Malpractice judgments and settlements in the news:
$16.2 million Chicago settlement for neurosurgical injury after patient sustains a brainstem herniation.
$6 million Wisconsin settlement in birth injury case where patient born with cerebral palsy.
Largest verdict in Belize history for child who was delivered 2 weeks early due to miscalculation in gestational age and premature Caesarian section.

Maine preparing to repeal its universal health care plan due to funding issues. The Governor elect states that the state has paid $160 million to cover 3,400 eligible residents. The outgoing governor disagrees with the numbers.

Girlvet has another intriguing post about those warning labels on cigarettes.
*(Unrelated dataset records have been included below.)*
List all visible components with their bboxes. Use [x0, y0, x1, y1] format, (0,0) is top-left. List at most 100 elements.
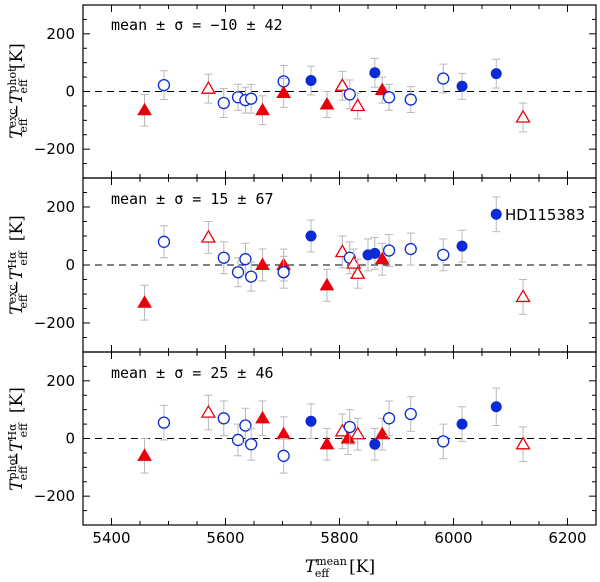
- marker-open-circle: [157, 235, 171, 248]
- marker-filled-triangle: [374, 82, 390, 96]
- data-point: [350, 92, 366, 120]
- marker-filled-triangle: [276, 426, 292, 440]
- marker-open-circle: [437, 248, 450, 262]
- marker-open-circle: [404, 242, 417, 256]
- marker-open-triangle: [334, 77, 350, 91]
- data-point: [277, 438, 290, 474]
- marker-filled-circle: [490, 68, 502, 80]
- marker-filled-circle: [369, 247, 381, 259]
- marker-open-triangle: [515, 289, 531, 303]
- marker-filled-triangle: [319, 96, 335, 110]
- data-point: [255, 95, 270, 126]
- marker-open-circle: [437, 435, 450, 448]
- x-tick-label: 5800: [320, 529, 358, 547]
- data-point: [217, 400, 230, 437]
- data-point: [404, 396, 417, 432]
- data-point: [515, 102, 531, 133]
- data-point: [217, 241, 230, 275]
- panel-exc-halpha: mean ± σ = 15 ± 67 HD115383 Texceff−THαe…: [6, 177, 597, 353]
- marker-filled-triangle: [319, 436, 335, 450]
- marker-filled-triangle: [137, 102, 152, 116]
- x-tick-label: 5600: [206, 529, 244, 547]
- y-tick-label: 200: [46, 372, 75, 390]
- data-point: [456, 229, 468, 263]
- data-point: [244, 261, 258, 292]
- data-point: [255, 248, 270, 282]
- marker-open-circle: [244, 438, 258, 451]
- data-point: [200, 221, 217, 254]
- marker-filled-circle: [490, 208, 502, 220]
- y-tick-label: 200: [46, 198, 75, 216]
- marker-open-circle: [382, 91, 396, 104]
- marker-open-triangle: [515, 436, 531, 450]
- data-point: [305, 219, 317, 253]
- data-point: [515, 426, 531, 463]
- marker-open-circle: [382, 412, 396, 425]
- marker-filled-circle: [369, 67, 381, 79]
- marker-filled-circle: [305, 415, 317, 427]
- data-point: [374, 242, 390, 276]
- marker-filled-triangle: [137, 295, 152, 308]
- marker-filled-circle: [305, 230, 317, 242]
- y-tick-label: 0: [65, 430, 75, 448]
- data-point: [157, 225, 171, 259]
- data-point: [369, 427, 381, 461]
- marker-open-triangle: [200, 229, 217, 243]
- marker-filled-triangle: [319, 277, 335, 291]
- data-point: [255, 400, 270, 437]
- data-point: [369, 236, 381, 270]
- y-tick-label: 200: [46, 25, 75, 43]
- y-axis-label: Texceff−THαeff[K]: [6, 215, 30, 314]
- marker-open-triangle: [350, 265, 366, 279]
- y-tick-label: 0: [65, 256, 75, 274]
- data-point: [437, 238, 450, 272]
- data-point: [157, 404, 171, 441]
- x-tick-label: 6200: [548, 529, 586, 547]
- data-point: [305, 65, 317, 96]
- data-point: [334, 70, 350, 101]
- marker-filled-circle: [490, 401, 502, 413]
- data-point: [157, 70, 171, 101]
- marker-open-circle: [157, 416, 171, 429]
- data-point: [456, 406, 468, 442]
- data-point: [382, 83, 396, 111]
- data-point: [231, 423, 245, 457]
- data-point: [319, 427, 335, 461]
- marker-filled-circle: [456, 240, 468, 252]
- marker-open-triangle: [200, 404, 217, 418]
- marker-open-circle: [231, 433, 245, 447]
- marker-open-circle: [217, 96, 230, 110]
- y-tick-label: −200: [34, 314, 75, 332]
- data-point: [319, 91, 335, 118]
- marker-open-circle: [231, 266, 245, 279]
- marker-filled-triangle: [374, 251, 390, 265]
- data-point: [437, 423, 450, 460]
- data-point: [382, 400, 396, 437]
- data-point: [456, 72, 468, 100]
- data-point: [319, 268, 335, 302]
- marker-filled-circle: [456, 418, 468, 430]
- data-point: [137, 93, 152, 127]
- data-point: [490, 387, 502, 427]
- marker-open-circle: [277, 449, 290, 462]
- marker-filled-triangle: [255, 102, 270, 116]
- x-tick-label: 6000: [434, 529, 472, 547]
- marker-open-circle: [343, 88, 356, 101]
- marker-open-circle: [343, 420, 356, 434]
- marker-open-triangle: [515, 109, 531, 123]
- data-point: [137, 284, 152, 321]
- marker-open-triangle: [346, 255, 362, 269]
- data-point: [350, 258, 366, 289]
- data-point: [137, 438, 152, 474]
- marker-open-circle: [217, 251, 230, 264]
- marker-open-circle: [244, 92, 258, 105]
- data-point: [305, 403, 317, 439]
- data-point: [515, 279, 531, 315]
- y-tick-label: 0: [65, 83, 75, 101]
- marker-open-triangle: [200, 80, 217, 94]
- marker-open-circle: [437, 72, 450, 85]
- marker-filled-circle: [456, 80, 468, 92]
- data-point: [374, 76, 390, 104]
- data-point: [343, 79, 356, 110]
If cigarette packs are required to have graphic pictures on them, why aren’t beer cans required to have graphic pictures of DWI accidents? Why doesn’t McDonalds have to put graphic pictures of obese people on their bags?

A real life “Catch Me If You Can.” Fake doctor works in Fayetteville, NC emergency department for 3 weeks before getting caught.
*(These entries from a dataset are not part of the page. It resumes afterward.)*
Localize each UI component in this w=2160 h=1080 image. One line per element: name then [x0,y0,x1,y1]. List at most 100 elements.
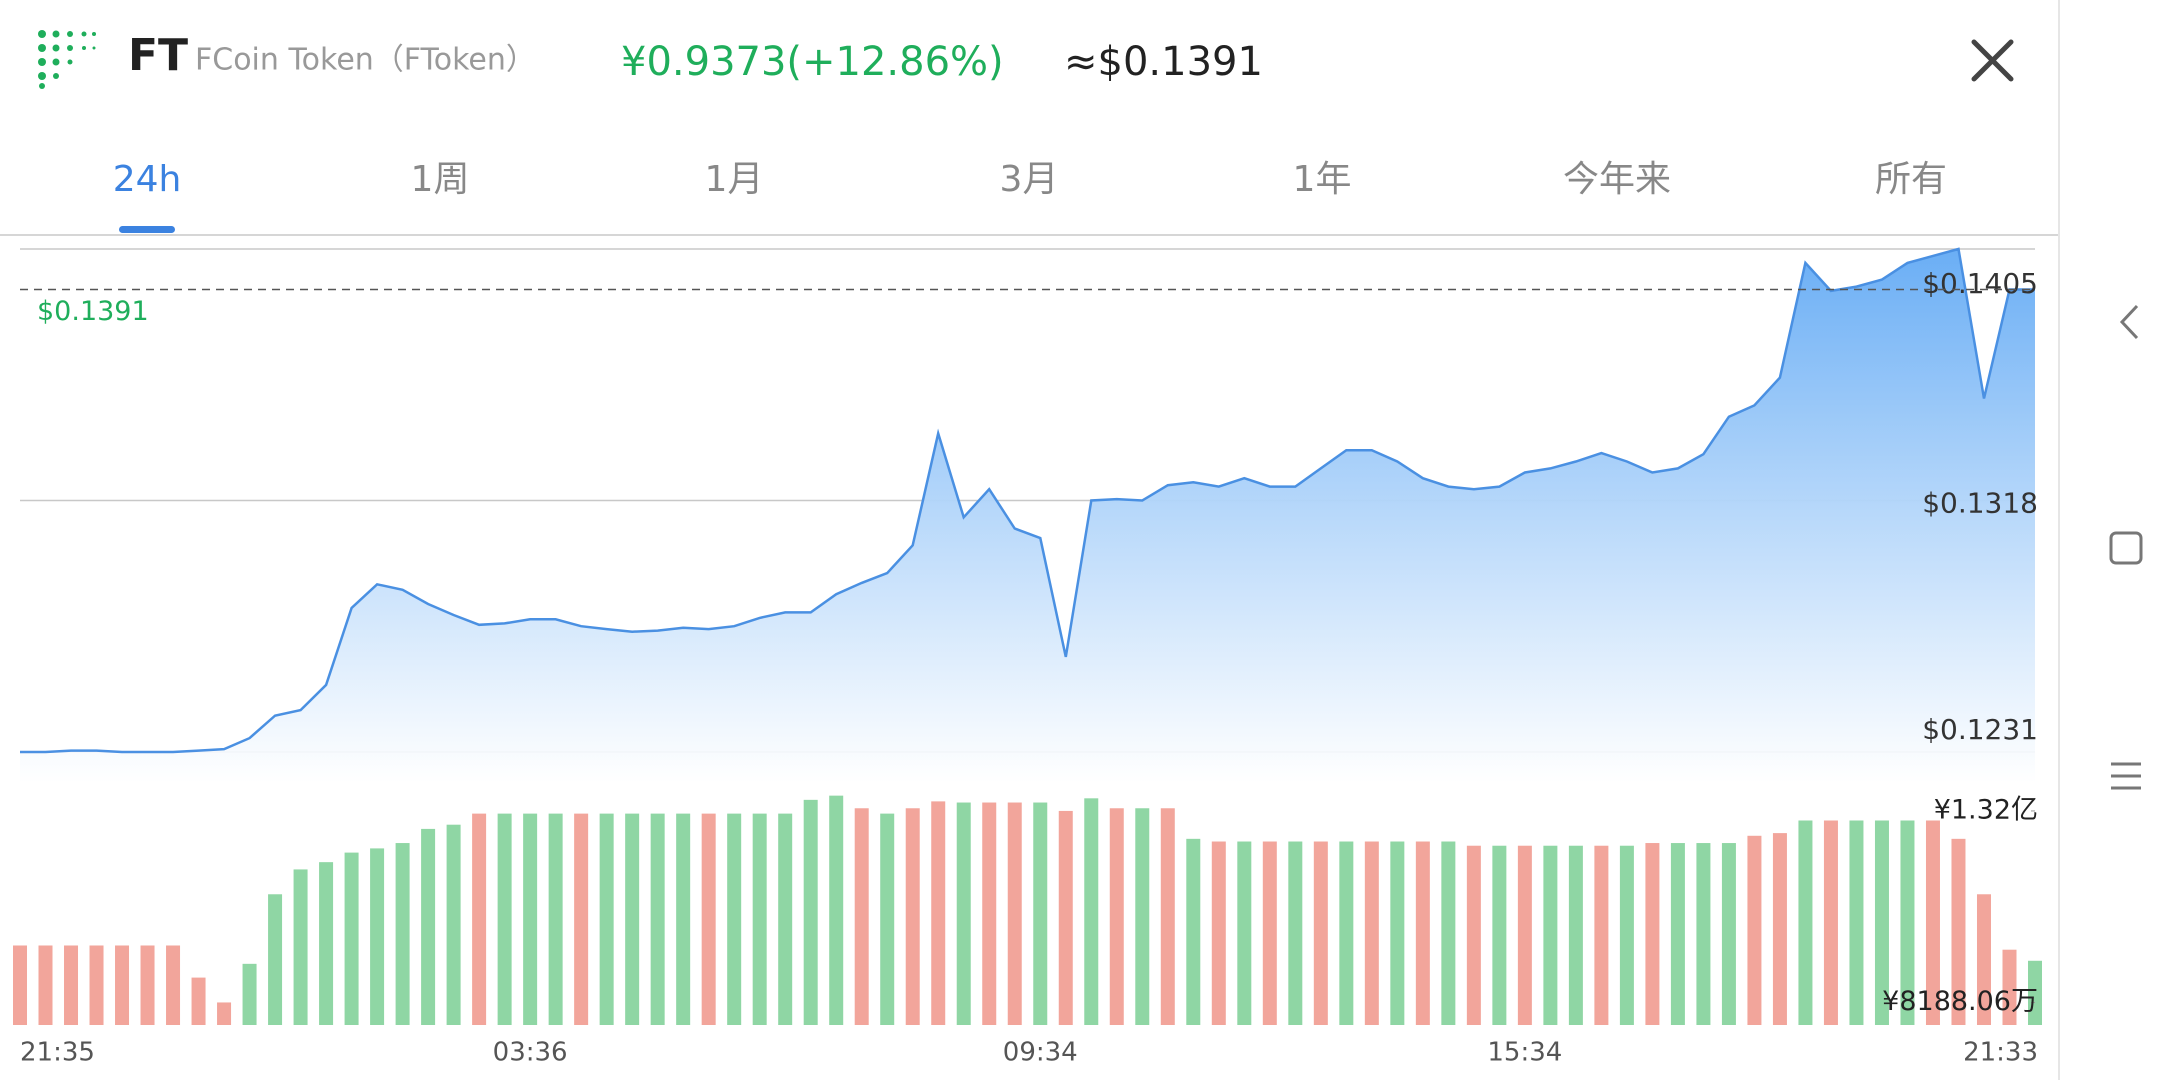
volume-bar [599,813,614,1025]
volume-tick-label: ¥8188.06万 [1882,986,2038,1017]
volume-bar [905,808,920,1025]
volume-bar [1517,845,1532,1025]
volume-bar [242,963,257,1025]
volume-bar [64,945,79,1025]
volume-bar [1925,820,1940,1025]
volume-bar [1543,845,1558,1025]
y-tick-label: $0.1231 [1922,713,2038,746]
volume-bar [1466,845,1481,1025]
x-tick-label: 21:35 [20,1038,95,1068]
volume-bar [395,843,410,1025]
volume-bar [1721,843,1736,1025]
price-cny: ¥0.9373(+12.86%) [621,39,1004,85]
volume-bar [523,813,538,1025]
volume-bar [191,977,206,1025]
volume-bar [446,824,461,1025]
volume-bar [574,813,589,1025]
tab[interactable]: 24h [113,159,182,200]
volume-bar [1772,833,1787,1025]
volume-bar [676,813,691,1025]
volume-bar [778,813,793,1025]
volume-bar [1670,843,1685,1025]
volume-bar [115,945,130,1025]
volume-bar [727,813,742,1025]
volume-bar [1645,843,1660,1025]
volume-bar [1823,820,1838,1025]
y-tick-label: $0.1405 [1922,267,2038,300]
volume-bar [1033,802,1048,1025]
volume-bar [319,862,334,1025]
volume-bar [1135,808,1150,1025]
volume-bar [1415,841,1430,1025]
x-tick-label: 21:33 [1963,1038,2038,1068]
volume-bar [1619,845,1634,1025]
x-tick-label: 03:36 [493,1038,568,1068]
volume-bar [752,813,767,1025]
y-tick-label: $0.1318 [1922,487,2038,520]
current-price-label: $0.1391 [37,296,149,327]
price-usd: ≈$0.1391 [1064,39,1263,85]
tab[interactable]: 1周 [411,159,470,200]
volume-bar [1058,810,1073,1025]
price-line [20,247,2035,754]
tab[interactable]: 3月 [1000,159,1059,200]
side-nav [2058,0,2143,1080]
volume-bar [829,795,844,1025]
home-button[interactable] [2109,531,2143,565]
menu-button[interactable] [2111,762,2141,790]
volume-bar [1160,808,1175,1025]
volume-bar [1237,841,1252,1025]
volume-bar [650,813,665,1025]
volume-bar [803,799,818,1025]
tab[interactable]: 今年来 [1563,159,1671,200]
volume-bar [293,869,308,1025]
volume-bar [1186,838,1201,1025]
volume-bar [1976,894,1991,1025]
volume-bar [1007,802,1022,1025]
back-button[interactable] [2119,304,2139,340]
tab[interactable]: 所有 [1875,159,1947,200]
volume-bar [1313,841,1328,1025]
volume-bar [1900,820,1915,1025]
volume-bar [370,848,385,1025]
volume-bar [268,894,283,1025]
logo [38,30,96,89]
volume-bar [854,808,869,1025]
token-name: FCoin Token（FToken） [195,43,536,78]
volume-bar [497,813,512,1025]
volume-bar [1696,843,1711,1025]
volume-bar [1339,841,1354,1025]
volume-bar [13,945,27,1025]
volume-bar [1211,841,1226,1025]
x-tick-label: 15:34 [1487,1038,1562,1068]
volume-bar [1492,845,1507,1025]
volume-bar [1390,841,1405,1025]
volume-bar [2028,960,2042,1025]
volume-bar [166,945,181,1025]
close-button[interactable] [1971,39,2014,82]
volume-bar [140,945,155,1025]
volume-bar [1364,841,1379,1025]
volume-bar [548,813,563,1025]
volume-bar [421,828,436,1025]
volume-bar [1568,845,1583,1025]
volume-bar [1849,820,1864,1025]
volume-bar [217,1002,232,1025]
volume-bar [880,813,895,1025]
volume-bar [1288,841,1303,1025]
volume-bar [1874,820,1889,1025]
tab-indicator [119,226,175,233]
volume-bar [2002,949,2017,1025]
volume-bar [1084,798,1099,1025]
tab[interactable]: 1年 [1293,159,1352,200]
tab[interactable]: 1月 [705,159,764,200]
volume-bar [1441,841,1456,1025]
x-tick-label: 09:34 [1003,1038,1078,1068]
symbol: FT [128,30,188,81]
volume-bar [344,852,359,1025]
volume-bar [1109,808,1124,1025]
volume-bar [38,945,53,1025]
volume-bar [701,813,716,1025]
SWAT team descends on hospital as Florida gunman fires shots in hospital cafeteria and then barricades himself inside hospital room.
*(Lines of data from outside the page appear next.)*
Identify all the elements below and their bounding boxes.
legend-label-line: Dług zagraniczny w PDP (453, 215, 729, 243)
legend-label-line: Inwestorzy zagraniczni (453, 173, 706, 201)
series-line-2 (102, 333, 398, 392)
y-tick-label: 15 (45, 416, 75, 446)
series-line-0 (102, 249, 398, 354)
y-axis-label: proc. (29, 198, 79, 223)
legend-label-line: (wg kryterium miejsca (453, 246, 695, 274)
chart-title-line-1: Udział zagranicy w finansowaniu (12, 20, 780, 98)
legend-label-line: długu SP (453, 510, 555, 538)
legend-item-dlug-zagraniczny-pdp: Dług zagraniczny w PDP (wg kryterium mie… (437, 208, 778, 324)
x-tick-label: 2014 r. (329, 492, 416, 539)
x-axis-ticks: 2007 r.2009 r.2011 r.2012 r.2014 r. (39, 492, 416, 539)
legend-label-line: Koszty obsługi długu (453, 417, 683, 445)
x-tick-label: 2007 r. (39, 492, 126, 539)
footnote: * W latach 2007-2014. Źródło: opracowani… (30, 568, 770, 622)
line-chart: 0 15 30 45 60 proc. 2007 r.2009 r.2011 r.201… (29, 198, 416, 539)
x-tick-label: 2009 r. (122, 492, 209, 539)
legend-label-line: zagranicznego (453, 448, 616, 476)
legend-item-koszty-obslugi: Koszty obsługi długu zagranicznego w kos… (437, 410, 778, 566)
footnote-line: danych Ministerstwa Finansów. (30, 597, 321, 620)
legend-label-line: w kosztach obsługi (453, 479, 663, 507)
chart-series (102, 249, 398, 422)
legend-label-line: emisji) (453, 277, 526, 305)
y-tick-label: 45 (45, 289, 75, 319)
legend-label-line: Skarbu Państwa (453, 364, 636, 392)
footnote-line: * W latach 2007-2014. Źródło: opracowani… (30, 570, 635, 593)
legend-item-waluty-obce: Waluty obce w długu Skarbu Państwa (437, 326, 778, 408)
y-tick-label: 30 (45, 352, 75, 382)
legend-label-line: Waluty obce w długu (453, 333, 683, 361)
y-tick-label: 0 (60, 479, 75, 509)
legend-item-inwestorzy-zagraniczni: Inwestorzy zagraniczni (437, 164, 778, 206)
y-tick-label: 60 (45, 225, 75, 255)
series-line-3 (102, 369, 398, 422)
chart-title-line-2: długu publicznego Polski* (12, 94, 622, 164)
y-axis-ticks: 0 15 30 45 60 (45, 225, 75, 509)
Canadian man has diabetic “seizure” while visiting his wife and newborn daughter. Instead of bringing him to the emergency department, the hospital calls an ambulance and paramedics bring the man to the emergency department where he is later released. Now there’s the little matter of that $400 ambulance fee that he’s being charged – even though he never set foot in an ambulance.

One reason that some medical providers are reluctant to disclose errors: 25% of patients stated that they would file a medical malpractice lawsuit if they were told about a medical error. Many actions considered “medical errors” have no effect on patient outcomes. Giving a medication five minutes after the time it was ordered is a medical “error”. Giving ice chips to a patient who is “NPO” is a medical “error.” Giving NSAIDs without checking a creatinine may be considered a medical “error.” Giving a patient medication to which the patient has claimed an “allergy” may be considered a medical error – even if that allergy is nausea. Heck, failing to disclose a medical error may be considered a medical error. Should there be full disclosure of even inconsequential errors? If so, how many professionals are going to want to practice under ubermicromanagement every day of their careers?

Odd news story of the week:
Hey doc – be careful of those sharp points on the fork. You could poke your eye out (remember the scene at the right from Dirty Rotten Scoundrels?) Doctor Arturo Carvajal is suing a restaurant because, after Dr. Carvajal ordered a grilled artichoke and was served a grilled artichoke, no one showed him how to eat the grilled artichoke. He ate the whole artichoke and later was found to have artichoke leaves lodged in his bowel. The restaurant’s lawyer issued a statement warning restaurant patrons not to eat the bones in the barbecue ribs – which I thought was pretty damn funny.
Even though the news article was dated November 19, Walter Olsen had the story published on his “Overlawyered” blog November 5. I just can’t beat him to the scoop on these stories.

Recently on Twitter:

  • Annals of EM: Gov't rule designed to limit CT scans in ERs is unreliable, invalid and inaccurate.